Carl Sandburg was born to Swedish-American parents on January 6, 1878, in Galesburg, Illinois, a prairie town that attracted large numbers of immigrants because of job opportunities at the Chicago, Burlington, and Quincy railroad shops. His father worked in the railroad yards and never earned more than nine dollars a week, barely enough to feed, house, and clothe a young family and certainly not enough to send the children to high school. At the age of thirteen, Carl left school and began a succession of odd jobs. When he was nineteen, he left Galesburg in a boxcar, working his way to Iowa, Missouri, Kansas, and Colorado. Shortly after his return to Illinois in 1898, he enlisted in the state militia and fought in Cuba and Puerto Rico during the Spanish-American War. He sent long letters about his experiences in Latin America to the Galesburg Evening Mail.
Based on the first 27 chapters of Abraham Lincoln: The Prairie Years, Sandburg’s Abe Lincoln Grows Up presents the first twenty years of Lincoln’s life, from his birth in a log cabin, through the migrations of the Lincoln family in Kentucky, Indiana, and Illinois, until the time that Abe gathers his few belongings and leaves home for New Salem, in search of an education and a better life. This is a classic example of the American success story: a boy born and raised in poverty, with many hardships and very little formal education, struggles to make something of himself. Although the story ends just as Lincoln leaves home, all readers know that he is destined to become one of the best known and most loved presidents of the United States.
Abe Lincoln Grows Up begins in 1776, in Rockingham County, Virginia, where Lincoln’s paternal grandparents live. In 1782 Lincoln’s grandfather moves his family to the Kentucky wilderness. This wonderful new land teems with fertile black earth and bluegrass, but settlers face great dangers as well, particularly from Native Americans who try to protect their land from the newcomers. Brutal encounters are common; in fact, some towns offer rewards for Native American scalps.
Because Abe Lincoln Grows Up is biographical rather than fictional, it lacks a true plot. There is no rising action leading to a climax that changes the lives of the people involved. Instead, Sandburg creates a realistic background-the frontier wilderness of Kentucky, Indiana, and Illinois-and then populates it with historical figures. The major characters are Abe Lincoln; his mother, Nancy Hanks Lincoln; and his stepmother, Sarah Bush Johnston Lincoln.
The most outstanding literary characteristic of this work is the language. Sandburg’s prose often flows like his free verse poetry. A figurative device that Sandburg frequently uses in both poetry and prose is personification-that is, the endowment of an inanimate object with human qualities. For example, in chapter 10, Sandburg hypothesizes: “He [Abe] might have asked the moon, ‘What do you see?’ And the moon might have told him many things.” The extensive description of all that the moon might have witnessed in the past few years helps the reader to see and feel the current of life in those times.

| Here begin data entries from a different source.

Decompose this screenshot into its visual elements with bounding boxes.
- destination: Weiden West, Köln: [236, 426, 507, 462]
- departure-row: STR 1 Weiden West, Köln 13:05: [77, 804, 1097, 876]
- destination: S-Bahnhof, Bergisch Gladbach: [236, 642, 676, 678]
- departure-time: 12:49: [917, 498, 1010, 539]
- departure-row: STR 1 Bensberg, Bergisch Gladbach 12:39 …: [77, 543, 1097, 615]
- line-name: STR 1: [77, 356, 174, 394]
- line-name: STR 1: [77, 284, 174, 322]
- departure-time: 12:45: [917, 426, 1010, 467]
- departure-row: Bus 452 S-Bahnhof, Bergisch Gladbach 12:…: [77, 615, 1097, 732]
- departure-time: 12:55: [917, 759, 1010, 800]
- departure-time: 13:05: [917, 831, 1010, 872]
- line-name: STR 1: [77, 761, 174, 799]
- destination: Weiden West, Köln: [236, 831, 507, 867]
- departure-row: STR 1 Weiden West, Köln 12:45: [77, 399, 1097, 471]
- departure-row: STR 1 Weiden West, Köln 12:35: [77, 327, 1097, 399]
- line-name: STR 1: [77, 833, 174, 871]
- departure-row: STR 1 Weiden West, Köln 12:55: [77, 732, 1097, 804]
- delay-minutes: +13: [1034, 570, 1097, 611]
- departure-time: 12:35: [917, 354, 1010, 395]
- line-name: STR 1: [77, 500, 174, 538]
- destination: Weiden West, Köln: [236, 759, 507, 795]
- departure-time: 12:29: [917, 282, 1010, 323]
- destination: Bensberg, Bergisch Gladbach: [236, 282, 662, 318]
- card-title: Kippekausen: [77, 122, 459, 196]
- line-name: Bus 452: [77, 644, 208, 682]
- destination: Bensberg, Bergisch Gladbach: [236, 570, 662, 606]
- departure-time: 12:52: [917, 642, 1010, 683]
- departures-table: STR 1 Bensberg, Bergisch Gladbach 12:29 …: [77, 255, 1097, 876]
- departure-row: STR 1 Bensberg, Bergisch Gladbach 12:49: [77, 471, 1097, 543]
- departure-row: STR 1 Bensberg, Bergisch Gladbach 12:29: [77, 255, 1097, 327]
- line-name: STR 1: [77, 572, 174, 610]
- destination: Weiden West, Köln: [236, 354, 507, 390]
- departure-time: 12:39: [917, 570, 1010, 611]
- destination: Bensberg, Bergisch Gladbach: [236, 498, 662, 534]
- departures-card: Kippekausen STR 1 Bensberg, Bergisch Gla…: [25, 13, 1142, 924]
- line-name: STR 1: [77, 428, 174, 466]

The attitudes toward violence, Native Americans, and blacks depicted in Abe Lincoln Grows Up may concern parents and teachers. Sandburg frequently makes violence sound attractive: “Three boys teased him one day…they would not be satisfied till he had punched their noses.” Some descriptions of Mike Fink’s and Andrew Jackson’s escapades may be viewed as glorifications of physical violence. When Sandburg writes about social injustice, such as the treatment of Native Americans and slaves, he never offers any comment of his own. Some critics defend him on the grounds that the irony implicit in the situations amounts to a form of recrimination, but young readers may not recognize the irony as such and may instead interpret the lack of comment as moral neutrality or, worse yet, as approval. Most of these problems occur because the work was written over 60 years ago, when the collective social conscience was not as well-developed as it is now. The realization that moral standards change rapidly in American society is an important part of education today.
1. In this biography, Sandburg does more than merely recount the facts about the first twenty years of Abe Lincoln’s life. He tells about such assorted characters as Daniel Boone, Mike Fink, and Napoleon Bonaparte. What is the value of such digressions?
1. Sandburg mentions several games played at parties on the frontier, such as “Skip to My Lou.” How were these games played? What kind of musical instruments might have been used? (A valuable source here might be Sandburg’s own collection of folk songs, The New American Songbag. New York: Broadcast Music, 1950.)
Abe Lincoln Grows Up is adapted from the first part of Sandburg’s Abraham Lincoln: The Prairie Years, Sandburg’s biography of Lincoln. Storm Over the Land: A Profile of the Civil War is a similar volume taken from Abraham Lincoln: The War Years. On a somewhat higher reading level than Abe Lincoln Grows Up, Storm Over the Land is much longer, covering all the years of the Civil War.